The powered saw is an important powered tool that a surgeon employs in order to perform certain surgical procedures. A typical powered saw has a handpiece in which is housed either an electrically or pneumatically driven motor. The motor is attached, through a drive shaft, to a head, also part of the handpiece. The head is adapted to removably receive a saw blade. The actuation of the motor causes movement of the head and the attached saw blade. This movement of the saw blade is what gives the blade the power to cut through the tissue it is employed to separate. Powered surgical saws are able to cut through both hard and soft tissue much faster, and with greater accuracy, than the manually operated saws that they have replaced. Also, it should be clear that the physical effort a surgeon has to employ to operate a powered surgical saw is much less than that used when cutting tissue with manual saws.
Many surgical saws are designed to be used with flat saw blades. Typically, this type of saw blade has a base that is designed to seat in a complementary slot or opening formed in the head. The saw base has one or more openings or slots in which coupling members integral with the head seat in order to lock the blade to the head. Extending from the base, the saw blade has a main body. The leading edge of the main body is formed with teeth that perform the actual cutting action.
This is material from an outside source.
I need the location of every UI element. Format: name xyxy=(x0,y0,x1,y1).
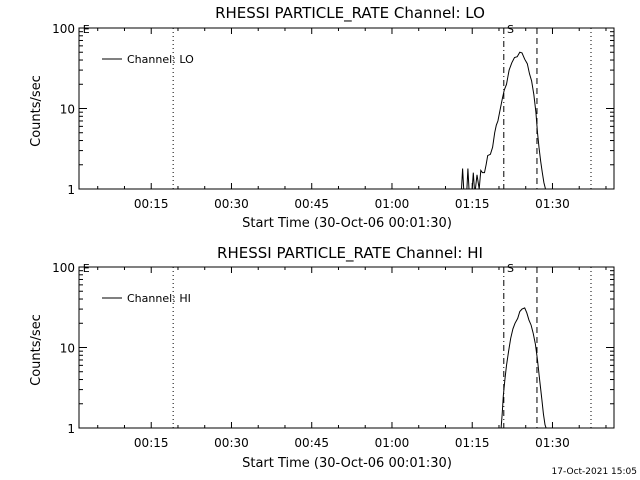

Many surgical saws are designed so that their heads and complementary blades engage in a repetitive right-left-right-left oscillating motion. More specifically, the head of an oscillating motion saw moves in either a sagittal pattern or in oscillatory pattern. When a blade is moved sagittally, it pivots in a plane that is parallel to the axis of the handpiece. When a blade is moved in an oscillating pattern, it pivots back-and-forth in a plane that is angled to the longitudinal axis of the handpiece.
Over the past few years, it has become popular to provide powered surgical saws with heads that have tooless mechanisms for coupling the saw blades to the saws. These mechanisms often have some sort of spring loaded device for holding the head coupling members in position so that they lock the saw blade in place. The coupling member is displaced from the locked state to the release state by the depression of a button also built into the saw head. One advantage of these assemblies is that they make replacing saw blades, which often occurs during surgery, a relatively simply task. All one has to do is depress the button in order to move the coupling member to the unlocked state; the surgical personnel then remove one blade and insert a new blade. Still another advantage of these assemblies is that they eliminate the need to bring another tool, either a small wrench or a key, into the surgical suite. The elimination of this tool eliminates the need to have to sterilize it before an operation and the need to have to account for its presence.
While current surgical saws, with their tooless heads, have proven to be useful surgical tools, there is a disadvantage associated with their use. When an oscillating motion saw with this type of head is actuated, it generates a significant amount of noise. This is because current saw blades do not tightly fit into the saw head slots in which they seat. There are two reasons for this. First, these saw heads and their complementary blades are inherently dimensioned so that there is a small interstitial gap between the blade and the adjacent walls of the saw head that define the complementary slot. This gap is necessary to ensure that the base of the saw can be quickly slide into and removed from the slot. Secondly, there is a slight gap due to the inherent manufacturing impressions that develop during the fabricating of these components. Consequently, each time a saw head changes its direction of motion, the inertial movement of the saw blade, which is still travelling in the first direction, causes the side of the blade to abut against the adjacent surface of the saw head. Each time this motion occurs, noise is produced. These saw blades typically oscillate back-and-forth at a rate of 10,000 to 20,000 cycles/min. The cumulative noise produced by the saw blade repetitively striking the interior walls of the saw head in which it is seated is quite noticeable.
There have been some attempts to provide saw head-and-blade assemblies designed to minimize the noise produced when these components are actuated. In one such assembly, the saw head is provided with outwardly tapered pins and the base of the saw blade is provided with holes in which the pins seat. This arrangement is intended to provide a tight fit between the pins and the adjacent section of the saw blade through which the pins seat. By providing this tight fit, the post-insertion play of the saw blade is reduced. The reduction in this play reduces the incidence of the blade striking the interior walls of the saw head and the noise generated by such action. This assembly has served to minimize the noise associated with the actuation of a surgical saw. However, there are several limitations associated with this assembly. It is costly to precision machine the tapered pins used to hold the saw blade in the head. Moreover, these pins, are subject to wear and can wear at an uneven rate. Over time, as a result of this uneven wear, the saw blade may unevenly seat on the pins. This uneven seating can cause a deformation of the planar alignment of the blade and its teeth. Also, over time, the wear can cause the blades to seat lower and lower on the pins. This can make removal of the blade difficult.